L’objectif était de communiquer sur la cible de qualité et de coût pour inciter les innovateurs à viser une qualité équivalente aux systèmes centralisés d’assainissement avec des systèmes très peu coûteux. Six ans après la publication de la norme, force est de constater, qu’elle reste pour l’instant trop peu utilisée sur le terrain pour relever les enjeux de l’ODD6. Les niveaux de performance sont difficilement atteignables. La norme est jugée trop complexe par les opérateurs. La révision en cours ne devrait pas remédier à ces difficultés dans la mesure où le choix a été fait de maintenir le niveau de qualité cible. En revanche l’objectif de communication a été largement atteint. On n’avait jamais entendu parler autant à l’échelle mondiale des solutions décentralisées d’assainissement.
Fournir des normes opérationnelles sur les solutions décentralisées d’assainissement : telle est la démarche initiée par l’ISO TC 224 Systèmes et services relatifs à l’eau potable, à l’assainissement et à la gestion des eaux pluvialeslorsqu’il crée son groupe de travail WG8 Onsite domestic wastewater management. La première norme publiée en 2016 est consacrée aux systèmes d’assainissement autonomes basiques (ISO 24521 : 2016 Activités relatives aux services de l'eau potable et des eaux usées — Lignes directrices pour la gestion sur site des services d'eaux usées domestiques de base). Le groupe de travail décide alors d’intégrer des systèmes plus évolués dans la norme d’exploitation de ces systèmes ISO 24525 : 2022 Systèmes et services relatifs à l'eau potable, à l'assainissement et à la gestion des eaux pluviales — Fonctionnement et maintenance des services d'eaux usées domestiques sur site (reprise en NF ISO en 2023). D’où la révision en cours (perspective de publication en 2025) de l’ISO 24521 pour y intégrer le descriptif de ces nouveaux systèmes plus performants.

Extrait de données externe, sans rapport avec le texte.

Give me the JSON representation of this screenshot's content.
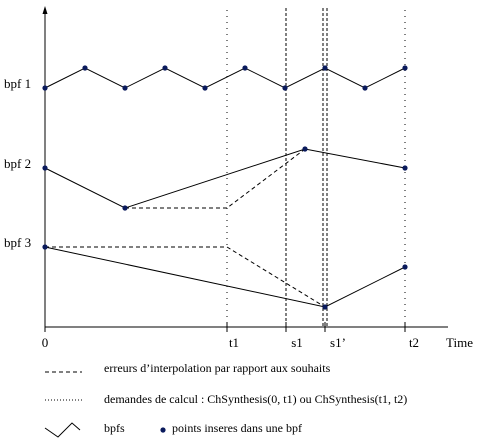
{
  "axis": {
    "time_label": "Time",
    "ticks": [
      "0",
      "t1",
      "s1",
      "s1’",
      "t2"
    ]
  },
  "bpf_labels": [
    "bpf 1",
    "bpf 2",
    "bpf 3"
  ],
  "legend": {
    "dashed": "erreurs d’interpolation par rapport  aux  souhaits",
    "dotted": "demandes de calcul : ChSynthesis(0, t1) ou ChSynthesis(t1, t2)",
    "bpfs": "bpfs",
    "points": "points inseres dans une bpf"
  }
}
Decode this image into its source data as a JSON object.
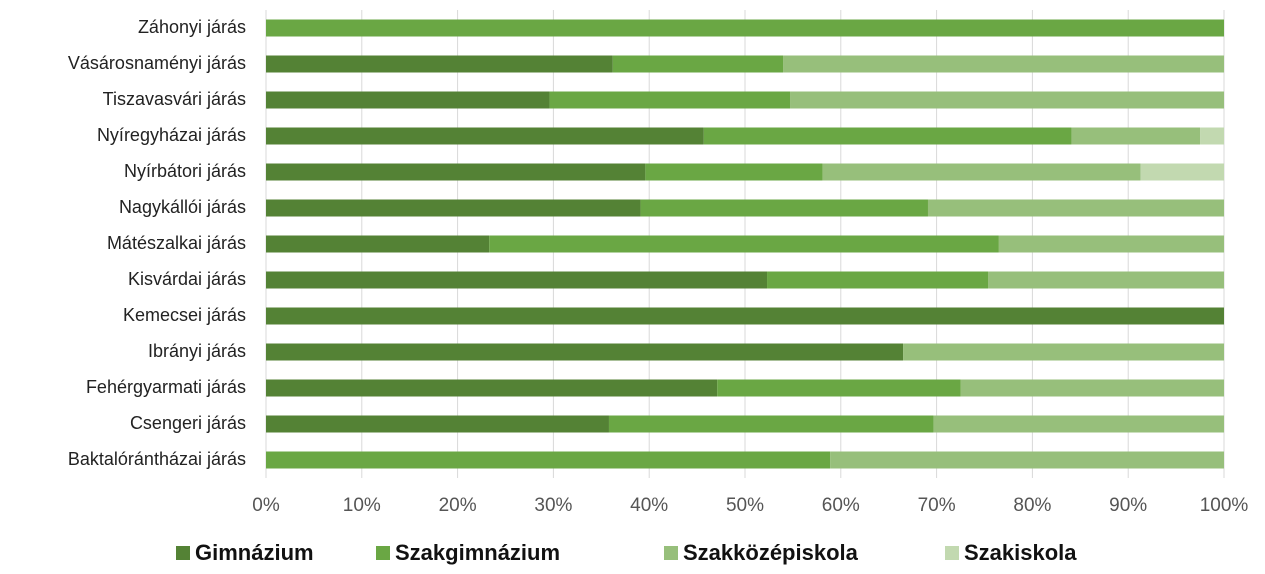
{
  "chart_data": {
    "type": "stacked_bar_horizontal",
    "categories": [
      "Záhonyi járás",
      "Vásárosnaményi járás",
      "Tiszavasvári járás",
      "Nyíregyházai járás",
      "Nyírbátori járás",
      "Nagykállói járás",
      "Mátészalkai járás",
      "Kisvárdai járás",
      "Kemecsei járás",
      "Ibrányi járás",
      "Fehérgyarmati járás",
      "Csengeri járás",
      "Baktalórántházai járás"
    ],
    "series": [
      {
        "name": "Gimnázium",
        "color": "#548235",
        "values": [
          0,
          36.2,
          29.6,
          45.7,
          39.6,
          39.1,
          23.3,
          52.3,
          100,
          66.5,
          47.1,
          35.8,
          0
        ]
      },
      {
        "name": "Szakgimnázium",
        "color": "#6aa744",
        "values": [
          100,
          17.8,
          25.1,
          38.4,
          18.5,
          30.0,
          53.2,
          23.1,
          0,
          0,
          25.4,
          33.9,
          58.9
        ]
      },
      {
        "name": "Szakközépiskola",
        "color": "#97bf7b",
        "values": [
          0,
          46.0,
          45.3,
          13.4,
          33.2,
          30.9,
          23.5,
          24.6,
          0,
          33.5,
          27.5,
          30.3,
          41.1
        ]
      },
      {
        "name": "Szakiskola",
        "color": "#c2d9b0",
        "values": [
          0,
          0,
          0,
          2.5,
          8.7,
          0,
          0,
          0,
          0,
          0,
          0,
          0,
          0
        ]
      }
    ],
    "xlim": [
      0,
      100
    ],
    "xticks": [
      {
        "value": 0,
        "label": "0%"
      },
      {
        "value": 10,
        "label": "10%"
      },
      {
        "value": 20,
        "label": "20%"
      },
      {
        "value": 30,
        "label": "30%"
      },
      {
        "value": 40,
        "label": "40%"
      },
      {
        "value": 50,
        "label": "50%"
      },
      {
        "value": 60,
        "label": "60%"
      },
      {
        "value": 70,
        "label": "70%"
      },
      {
        "value": 80,
        "label": "80%"
      },
      {
        "value": 90,
        "label": "90%"
      },
      {
        "value": 100,
        "label": "100%"
      }
    ],
    "grid": true,
    "legend": "bottom"
  }
}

Nous disposerons alors de deux normes opérationnelles qui permettront aux acteurs de l’assainissement décentralisé de se situer dans la complémentarité des systèmes centralisés (dont pour rappel les services sont décrits dans normes ISO 24510 et ISO 24511 mentionnées précédemment). Les faire connaître sera une tâche indispensable mais délicate dans un contexte où l’ISO 30500 occupe déjà un large espace médiatique sur le domaine.
Augmenter la production de documents normatifs sur le sujet des solutions décentralisées pour être visibles : telle est la stratégie adoptée par le sous-comité ISO TC 282 Recyclage des eaux dans les zones urbaines en utilisant le prétexte de la réutilisation des eaux usées pour couvrir de fait des solutions décentralisées aussi bien valable pour l’assainissement que pour la réutilisation des eaux usées qui peut en découler. Plusieurs documents sont publiés (ISO 23056 :2020 ; ISO 24575 :2023) ou en cours (ISO CD 18998) au sein de ce sous-comité. Cela engendre des risques d’incohérence avec les textes élaborés au sein de l’ISO TC 224, et de prolifération de textes de qualités inégales sur le même sujet pouvant engendrer un rejet global des utilisateurs de l’ensemble des textes normatifs sur ce domaine. En revanche le leadership revendiqué par les pays animateurs (Chine, Israël) est bien visible et s’affirme ainsi vis-à-vis des Etats-Unis (qui ont le leadership de l’ISO 30500), renforçant l’idée que les solutions décentralisées ont leur place sur le marché. Le contenu détaillé des documents n’est visiblement pas la préoccupation principale de ces parties prenantes.
Le problème est désormais que les utilisateurs vont avoir six documents à leur disposition. Peu d’entre eux seront capables de lire complètement une telle littérature pour en tirer bénéfice. Le risque de rejet de l’ensemble est réel si l’on ne les aide pas à en décoder l’usage.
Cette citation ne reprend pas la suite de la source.